Sunday, August 1, 2010

Guy liberation.

Kohl's department store had an advertising supplement in yesterday's New York Times, boasting that all Levi's jeans are on sale. Well, it actually says ALL LEVI'S JEANS ON SALE.

So you don't immediately notice the small print that follows: "for men, guys, juniors and kids."

I suppose that means the ladies don't get a look in. Or a leg in, rather, ho, ho, ho, ho, ah me. Which is . . . . Hang on! Go back a bit. No, before the "leg in" joke.* "For men, guys . . ."

When did the fashion industry start distinguishing between "men" and "guys"? And more to the point, which am I? I still wear Levi's jeans.** My size hasn't changed for 35 years, still a 31 waist (30 in Dockers, ahem), 32 leg.

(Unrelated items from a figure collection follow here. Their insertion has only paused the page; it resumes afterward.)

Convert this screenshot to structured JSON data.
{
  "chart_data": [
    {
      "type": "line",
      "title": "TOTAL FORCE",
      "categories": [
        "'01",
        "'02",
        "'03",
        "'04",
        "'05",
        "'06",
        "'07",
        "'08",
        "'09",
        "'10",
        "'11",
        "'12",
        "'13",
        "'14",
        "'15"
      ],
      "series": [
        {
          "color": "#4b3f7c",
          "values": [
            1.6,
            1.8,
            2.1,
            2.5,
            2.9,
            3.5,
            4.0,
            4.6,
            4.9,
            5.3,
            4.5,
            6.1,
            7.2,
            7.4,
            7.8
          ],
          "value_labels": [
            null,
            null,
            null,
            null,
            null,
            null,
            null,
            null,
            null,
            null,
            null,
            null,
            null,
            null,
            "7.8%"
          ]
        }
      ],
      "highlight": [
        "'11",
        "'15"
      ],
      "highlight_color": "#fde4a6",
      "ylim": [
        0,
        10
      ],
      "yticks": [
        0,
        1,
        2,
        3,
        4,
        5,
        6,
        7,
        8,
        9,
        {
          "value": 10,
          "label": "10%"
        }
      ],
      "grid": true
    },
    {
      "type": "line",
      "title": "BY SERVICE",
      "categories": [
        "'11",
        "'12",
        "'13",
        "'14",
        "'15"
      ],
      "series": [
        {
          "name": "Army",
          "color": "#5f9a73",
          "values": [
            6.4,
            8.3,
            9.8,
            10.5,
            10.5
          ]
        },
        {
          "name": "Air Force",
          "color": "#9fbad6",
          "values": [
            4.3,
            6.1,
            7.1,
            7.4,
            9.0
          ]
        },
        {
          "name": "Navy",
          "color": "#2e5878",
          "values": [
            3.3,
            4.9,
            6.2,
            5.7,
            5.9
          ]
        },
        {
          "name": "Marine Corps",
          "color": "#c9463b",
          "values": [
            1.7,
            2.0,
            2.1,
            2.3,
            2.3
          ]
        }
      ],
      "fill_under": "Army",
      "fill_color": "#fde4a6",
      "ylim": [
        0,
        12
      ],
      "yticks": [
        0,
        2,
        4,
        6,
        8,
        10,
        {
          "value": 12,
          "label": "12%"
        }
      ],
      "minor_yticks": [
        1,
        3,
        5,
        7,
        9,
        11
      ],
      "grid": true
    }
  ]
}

Well, left leg. So why could I suddenly be in a subgroup that may brand me a second-class citizen on the be-denimed hipness*** scale? I don't want to be a man. I want to be a guy!

Unless "guy" is that peculiar style of jeans that have their crotch floating at shin-level and expose enough butt-crack to inspire Spackle. I can get that effect if the phone rings when I'm on the toilet.****

I suppose this could lead me to develop some kind of Jeff Foxworthy-like material on the lines of "When you something something something, you're a man. But when you something something something else, you're a GUY!" (Pause for audience hilarity.) And the fact that I can't come up with anything makes me think that I'm probably not a guy. I've never said "wassup!" in my life.

Well, I clearly need to investigate. And if I don't qualify as a guy, at least I can take consolation that I haven't drifted into some new Levi's category called "coot." ("Sits at the nipple, ultra-wide belt-loops, extra roomy in the seat, just in case.")

But if I discover that men and guys are indeed two separate cuts of jean, one being cooler and trendier than the other, it does lead to another question: If you find yourself in a subset that is at least one step up the rickety ladder of contemporary fashion, why would you be buying jeans at Kohl's?

*That was a joke?

**Well, Lee's fit me better, less inclined to sag under the gluteal crease after a few washings, but . . .

***Yes, I know "hip" is an old-fashioned expression - I believe the term is "sick" these days - but I was going for the lower-body metaphor.

 ****Also called a "penguin," cf. Ally McBeal 1998.